I have more and more and MORE stories, but I wanted to chime in and say I support 100% your efforts to point out that family law is a business, the courts and states are in it for themselves and not for the kids, and that fathers get the shaft more often than not. We were only lucky because ED is so stupid that it should be criminal, and she doesn't realize that by giving up custody, not paying support, moving out of state and remarrying she just gave up most rights to her kids - theoretically. All it would take, though, is for her to move back and present some kind of sob story to a sympathetic judge, and our whole lives would change. For that reason, I'm praying her new husband doesn't wise up any time soon.

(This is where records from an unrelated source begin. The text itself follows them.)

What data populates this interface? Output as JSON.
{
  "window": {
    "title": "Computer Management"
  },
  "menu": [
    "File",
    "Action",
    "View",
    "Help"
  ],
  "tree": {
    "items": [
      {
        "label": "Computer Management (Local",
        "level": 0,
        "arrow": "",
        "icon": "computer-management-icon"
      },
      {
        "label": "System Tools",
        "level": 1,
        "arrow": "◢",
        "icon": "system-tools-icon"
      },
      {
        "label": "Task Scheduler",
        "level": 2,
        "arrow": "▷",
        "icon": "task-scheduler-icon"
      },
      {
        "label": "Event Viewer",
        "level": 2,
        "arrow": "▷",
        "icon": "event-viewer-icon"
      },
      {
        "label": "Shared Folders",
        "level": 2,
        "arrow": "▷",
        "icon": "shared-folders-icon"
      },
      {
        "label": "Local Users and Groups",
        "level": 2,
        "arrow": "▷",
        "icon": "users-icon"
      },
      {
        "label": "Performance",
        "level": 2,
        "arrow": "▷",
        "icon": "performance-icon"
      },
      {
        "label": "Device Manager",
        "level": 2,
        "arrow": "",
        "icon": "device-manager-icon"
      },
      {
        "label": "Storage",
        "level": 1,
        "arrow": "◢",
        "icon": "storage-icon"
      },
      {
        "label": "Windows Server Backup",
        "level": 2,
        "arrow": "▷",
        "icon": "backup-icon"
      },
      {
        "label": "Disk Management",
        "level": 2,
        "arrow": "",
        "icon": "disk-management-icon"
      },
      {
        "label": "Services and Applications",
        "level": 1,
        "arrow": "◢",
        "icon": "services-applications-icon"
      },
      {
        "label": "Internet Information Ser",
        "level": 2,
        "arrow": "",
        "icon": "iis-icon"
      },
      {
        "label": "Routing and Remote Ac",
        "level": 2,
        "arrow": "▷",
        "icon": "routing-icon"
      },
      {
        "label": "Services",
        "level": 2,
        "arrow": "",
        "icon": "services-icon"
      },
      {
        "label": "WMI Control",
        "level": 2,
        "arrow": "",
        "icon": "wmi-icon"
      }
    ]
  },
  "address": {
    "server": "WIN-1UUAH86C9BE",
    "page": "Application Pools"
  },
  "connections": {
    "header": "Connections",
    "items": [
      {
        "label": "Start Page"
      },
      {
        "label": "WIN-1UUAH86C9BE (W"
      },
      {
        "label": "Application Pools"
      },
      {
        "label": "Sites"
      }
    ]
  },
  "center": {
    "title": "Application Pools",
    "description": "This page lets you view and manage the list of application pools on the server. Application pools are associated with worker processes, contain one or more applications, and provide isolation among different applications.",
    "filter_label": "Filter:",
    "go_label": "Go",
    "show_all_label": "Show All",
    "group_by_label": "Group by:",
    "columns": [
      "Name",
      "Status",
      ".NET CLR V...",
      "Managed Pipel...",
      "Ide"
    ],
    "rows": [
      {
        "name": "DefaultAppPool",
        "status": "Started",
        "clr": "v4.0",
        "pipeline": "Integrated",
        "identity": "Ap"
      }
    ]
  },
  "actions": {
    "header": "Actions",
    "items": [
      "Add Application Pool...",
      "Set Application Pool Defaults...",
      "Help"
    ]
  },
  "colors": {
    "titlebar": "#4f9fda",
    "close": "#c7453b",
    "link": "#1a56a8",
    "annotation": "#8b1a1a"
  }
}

Keep up the good fight, I'll be reading, as well as putting a link on my (insignificant, barely read, not often updated) little blog.

~JX


----------------

JX,

A couple bits of unsolicited advice that you may have covered already. I preface this by saying that I am not an attorney and the following is not dispensing legal advice, simply my personal opinion on the matter:

- The financial paper-trail is so important and cannot be stressed enough. Cash payments are treated as a "gift" by the court unless your PEW actually writes a letter verifying the payments and the amounts. In an adversarial situation such as yours, that's highly unlikely and your SO would never get credit for any of those payments. ALWAYS by check and ALWAYS with "child support" in the memo field.

- I'm confused about the apparent fact above that the final order from the judge was joint physical and legal custody. If you're SO has sole custody, that's how the order should read and child support can be initiated at anytime, especially if she has moved out of state. Your state has and will keep jurisdiction and if a long-term status quo has established with whom the children are living, the order should read that way (and child support awarded accordingly).

- I'm not sure which state you're in, but many use the ludicrous "income shares model" which isn't about covering the basic needs of the children but about a redistribution of wealth from the higher earning parent (usually the father) to the lesser earning parent (usually the mother). The non-custodial parent, in all but the fewest states, always has to pay something based on custodial time and proportion of income. Perhaps your SO wants to leave well-enough alone or you could just clarify for me what the actual custody arrangement is. I'm curious.

Be confident in knowing that the longer the arrangement is in your favor, the harder it will be to get changed. That said, it's no guarantee, I read about countless mind-bending decisions made in family court every single day. It's just scary.

Thanks for the feedback and for spreading the word. It's much appreciated. Best wishes to you!